The Iron Curtain and the border dividing East and West Germany ran along the Tann, a stream which flows through the village and which, to this day, marks the boundary between the states of Bavaria and Thuringia.
From wood to concrete
Initially, the border was just a wooden fence. But it soon grew into a barbed wire and finally, in 1966, the communist authorities turned it into a concrete Wall -- 700 metres (2,300 feet) long and 3.3 metres high -- like the one dividing Berlin.
Everyone here remembers the "old Goller brothers." They died in the 1990s after being kept apart for nearly 20 years.
Max lived on the Western side of the village, Kurt on the Eastern side.
Kurt "wasn't even allowed to wave to his brother," recalled former Mayor Arnold Friedrich, as contact with the West was severely restricted.
When Kurt retired, he was finally allowed to visit his brother. But to do so, he had to travel 80 kilometres (50 miles) by way of an official border crossing to get to his brother's farmhouse which lay just 80 meters (yards) from his own home.
When the Wall came down in 1989, the two brothers fell into each other's arms. Kurt was 84, Max was 82. No one in the village has forgotten that day.

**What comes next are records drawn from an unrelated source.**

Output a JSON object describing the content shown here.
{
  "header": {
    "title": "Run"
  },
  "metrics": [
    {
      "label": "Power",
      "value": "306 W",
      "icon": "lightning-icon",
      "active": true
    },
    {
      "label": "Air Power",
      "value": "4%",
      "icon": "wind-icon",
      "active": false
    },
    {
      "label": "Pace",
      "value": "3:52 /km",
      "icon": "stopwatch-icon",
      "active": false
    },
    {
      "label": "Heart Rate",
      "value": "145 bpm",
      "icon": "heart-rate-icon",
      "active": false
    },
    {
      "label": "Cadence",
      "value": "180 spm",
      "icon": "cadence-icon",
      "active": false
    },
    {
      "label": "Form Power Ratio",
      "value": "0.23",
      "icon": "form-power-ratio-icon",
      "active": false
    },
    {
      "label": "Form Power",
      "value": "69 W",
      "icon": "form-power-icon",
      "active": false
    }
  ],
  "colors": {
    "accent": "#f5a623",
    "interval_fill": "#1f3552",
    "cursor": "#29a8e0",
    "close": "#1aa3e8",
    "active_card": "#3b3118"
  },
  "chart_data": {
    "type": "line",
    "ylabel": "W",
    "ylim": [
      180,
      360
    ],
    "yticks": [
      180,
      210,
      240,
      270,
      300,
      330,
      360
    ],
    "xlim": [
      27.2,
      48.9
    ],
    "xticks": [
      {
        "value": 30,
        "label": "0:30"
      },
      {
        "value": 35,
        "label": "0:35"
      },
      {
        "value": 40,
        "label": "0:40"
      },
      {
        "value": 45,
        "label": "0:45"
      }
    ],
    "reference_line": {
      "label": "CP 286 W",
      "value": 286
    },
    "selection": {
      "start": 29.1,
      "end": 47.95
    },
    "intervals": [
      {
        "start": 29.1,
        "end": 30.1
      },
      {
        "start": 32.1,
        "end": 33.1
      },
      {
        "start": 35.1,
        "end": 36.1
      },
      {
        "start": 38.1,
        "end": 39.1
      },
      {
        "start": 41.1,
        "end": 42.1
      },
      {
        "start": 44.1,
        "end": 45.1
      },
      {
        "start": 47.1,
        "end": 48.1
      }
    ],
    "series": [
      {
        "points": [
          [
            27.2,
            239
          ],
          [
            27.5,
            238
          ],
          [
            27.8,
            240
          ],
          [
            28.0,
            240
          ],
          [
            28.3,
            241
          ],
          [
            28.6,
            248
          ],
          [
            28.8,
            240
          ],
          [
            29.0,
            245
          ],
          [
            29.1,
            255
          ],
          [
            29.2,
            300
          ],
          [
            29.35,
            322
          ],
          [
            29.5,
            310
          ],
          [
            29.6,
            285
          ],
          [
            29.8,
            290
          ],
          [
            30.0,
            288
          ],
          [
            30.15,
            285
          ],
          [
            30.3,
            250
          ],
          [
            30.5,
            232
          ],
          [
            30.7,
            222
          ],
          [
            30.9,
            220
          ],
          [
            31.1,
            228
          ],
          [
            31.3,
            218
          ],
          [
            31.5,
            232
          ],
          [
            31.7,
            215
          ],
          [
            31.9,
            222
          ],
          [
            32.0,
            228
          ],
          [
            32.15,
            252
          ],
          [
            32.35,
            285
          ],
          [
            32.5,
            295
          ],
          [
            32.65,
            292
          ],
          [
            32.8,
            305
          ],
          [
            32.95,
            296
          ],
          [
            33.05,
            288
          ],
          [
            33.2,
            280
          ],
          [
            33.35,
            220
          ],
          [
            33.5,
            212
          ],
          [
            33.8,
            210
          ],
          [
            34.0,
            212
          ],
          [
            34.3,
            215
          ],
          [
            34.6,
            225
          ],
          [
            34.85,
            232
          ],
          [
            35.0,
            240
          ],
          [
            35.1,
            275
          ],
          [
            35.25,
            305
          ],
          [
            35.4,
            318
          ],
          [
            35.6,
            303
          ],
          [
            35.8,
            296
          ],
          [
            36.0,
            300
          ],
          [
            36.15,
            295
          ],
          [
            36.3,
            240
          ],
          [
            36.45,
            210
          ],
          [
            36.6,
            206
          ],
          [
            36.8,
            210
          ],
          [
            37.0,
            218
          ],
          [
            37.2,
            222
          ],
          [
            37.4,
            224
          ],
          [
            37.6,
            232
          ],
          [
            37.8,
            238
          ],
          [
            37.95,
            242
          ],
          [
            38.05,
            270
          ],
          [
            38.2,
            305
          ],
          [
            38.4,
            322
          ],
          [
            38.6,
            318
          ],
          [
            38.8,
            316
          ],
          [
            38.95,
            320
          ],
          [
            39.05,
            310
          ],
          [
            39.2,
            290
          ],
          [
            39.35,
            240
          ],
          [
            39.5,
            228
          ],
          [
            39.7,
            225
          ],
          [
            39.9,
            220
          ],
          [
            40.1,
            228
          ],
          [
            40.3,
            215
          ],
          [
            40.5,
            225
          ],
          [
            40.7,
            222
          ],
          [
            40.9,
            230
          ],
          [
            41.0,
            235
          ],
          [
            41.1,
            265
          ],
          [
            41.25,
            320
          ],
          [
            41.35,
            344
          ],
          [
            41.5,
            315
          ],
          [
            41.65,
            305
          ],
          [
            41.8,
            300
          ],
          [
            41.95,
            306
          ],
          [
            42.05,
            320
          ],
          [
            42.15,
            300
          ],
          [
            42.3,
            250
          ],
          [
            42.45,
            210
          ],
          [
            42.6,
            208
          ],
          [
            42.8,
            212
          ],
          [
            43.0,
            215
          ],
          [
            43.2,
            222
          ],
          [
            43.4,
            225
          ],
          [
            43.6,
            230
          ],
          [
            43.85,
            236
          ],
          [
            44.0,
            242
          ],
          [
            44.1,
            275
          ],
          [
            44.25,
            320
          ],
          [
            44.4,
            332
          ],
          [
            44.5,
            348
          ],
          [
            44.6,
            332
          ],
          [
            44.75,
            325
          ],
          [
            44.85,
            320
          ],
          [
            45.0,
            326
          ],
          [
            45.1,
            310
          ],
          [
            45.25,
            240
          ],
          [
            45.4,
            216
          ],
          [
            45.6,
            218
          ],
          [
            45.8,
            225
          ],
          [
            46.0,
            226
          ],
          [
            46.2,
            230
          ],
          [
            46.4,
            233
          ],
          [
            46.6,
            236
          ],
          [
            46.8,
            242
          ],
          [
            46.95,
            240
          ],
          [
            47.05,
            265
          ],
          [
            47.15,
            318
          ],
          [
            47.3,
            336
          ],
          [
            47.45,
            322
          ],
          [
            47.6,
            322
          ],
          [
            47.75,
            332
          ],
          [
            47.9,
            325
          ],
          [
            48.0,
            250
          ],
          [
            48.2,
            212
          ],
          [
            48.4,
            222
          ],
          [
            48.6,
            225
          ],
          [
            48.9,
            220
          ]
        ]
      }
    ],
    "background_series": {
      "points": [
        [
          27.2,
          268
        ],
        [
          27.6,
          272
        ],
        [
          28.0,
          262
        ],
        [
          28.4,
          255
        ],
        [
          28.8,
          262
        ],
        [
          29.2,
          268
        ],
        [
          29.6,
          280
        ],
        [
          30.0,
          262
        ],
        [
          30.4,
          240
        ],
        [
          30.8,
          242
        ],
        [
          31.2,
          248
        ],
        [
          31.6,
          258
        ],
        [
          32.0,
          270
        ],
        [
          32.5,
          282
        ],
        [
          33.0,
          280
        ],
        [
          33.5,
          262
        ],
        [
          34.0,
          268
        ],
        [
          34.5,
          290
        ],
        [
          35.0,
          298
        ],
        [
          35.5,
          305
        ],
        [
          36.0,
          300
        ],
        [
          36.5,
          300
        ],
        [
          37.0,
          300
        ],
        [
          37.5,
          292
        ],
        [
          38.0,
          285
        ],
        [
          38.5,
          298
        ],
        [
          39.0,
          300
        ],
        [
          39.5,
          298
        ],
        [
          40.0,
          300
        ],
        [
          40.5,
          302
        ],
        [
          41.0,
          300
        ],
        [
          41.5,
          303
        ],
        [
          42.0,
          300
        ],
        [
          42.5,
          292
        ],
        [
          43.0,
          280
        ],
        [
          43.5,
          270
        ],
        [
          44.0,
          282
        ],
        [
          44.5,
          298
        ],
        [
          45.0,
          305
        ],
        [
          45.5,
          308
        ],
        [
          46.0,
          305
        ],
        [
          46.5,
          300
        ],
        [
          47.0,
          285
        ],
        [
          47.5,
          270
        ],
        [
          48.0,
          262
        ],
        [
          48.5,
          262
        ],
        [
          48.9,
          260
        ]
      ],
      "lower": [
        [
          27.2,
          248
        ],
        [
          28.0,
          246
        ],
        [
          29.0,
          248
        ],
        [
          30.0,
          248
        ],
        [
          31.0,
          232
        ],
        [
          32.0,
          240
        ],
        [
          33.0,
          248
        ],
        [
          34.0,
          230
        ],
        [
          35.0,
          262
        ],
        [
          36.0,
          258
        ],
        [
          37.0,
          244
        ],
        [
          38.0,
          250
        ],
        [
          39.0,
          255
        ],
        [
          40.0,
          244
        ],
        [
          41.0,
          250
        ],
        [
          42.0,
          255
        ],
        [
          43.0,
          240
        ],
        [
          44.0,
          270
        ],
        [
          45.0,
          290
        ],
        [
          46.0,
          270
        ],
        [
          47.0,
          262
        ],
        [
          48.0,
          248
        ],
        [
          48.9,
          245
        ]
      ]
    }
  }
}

The inhabitants of Moedlareuth-East lived their lives in an open prison. Without a special permit, no one could visit them.
"The villagers employed in the nearby town had to go through three checkpoints to get to work," said Arnold Friedrich. "If they'd forgotten their papers, they weren't allowed through. And that despite the fact that the soldiers on duty knew them because they saw them every day.”
A sleepy surprise
When the Berlin Wall fell on the night of November 9, 1989, the inhabitants of "Little Berlin" were fast asleep. No one knew that their world had come to an end.
The revolution only swept into Moedlareuth a month later when a crossing point was officially cut into the Wall. On that Saturday, the whole village stood on either side of the gate waiting for it to open.
And after 23 years, neighbours met neighbours, old friends embraced and families were reunited.
Everyone was crying. Mulled wine was served and the local brass band turned up in full regalia to celebrate. Former Western Mayor Arnold Friedrich was the first to cross.
"I was in my office and someone called me on the phone saying, 'You're the mayor, come quick,'” said Friedrich.
Twenty years later, he remembers the day as one of the most joyous of his life. "We were over the moon, we were so happy," he said.
When the Wall came down, sightseers came from far and wide with their cameras, chasing the villagers right into their garden sheds.
"The West German tourists were knocking on all the doors,” recalled the director of the local museum, Robert Lebegern. “They wanted to see how one lived in the East. They asked us if we had running water and television. It was like being in a zoo.”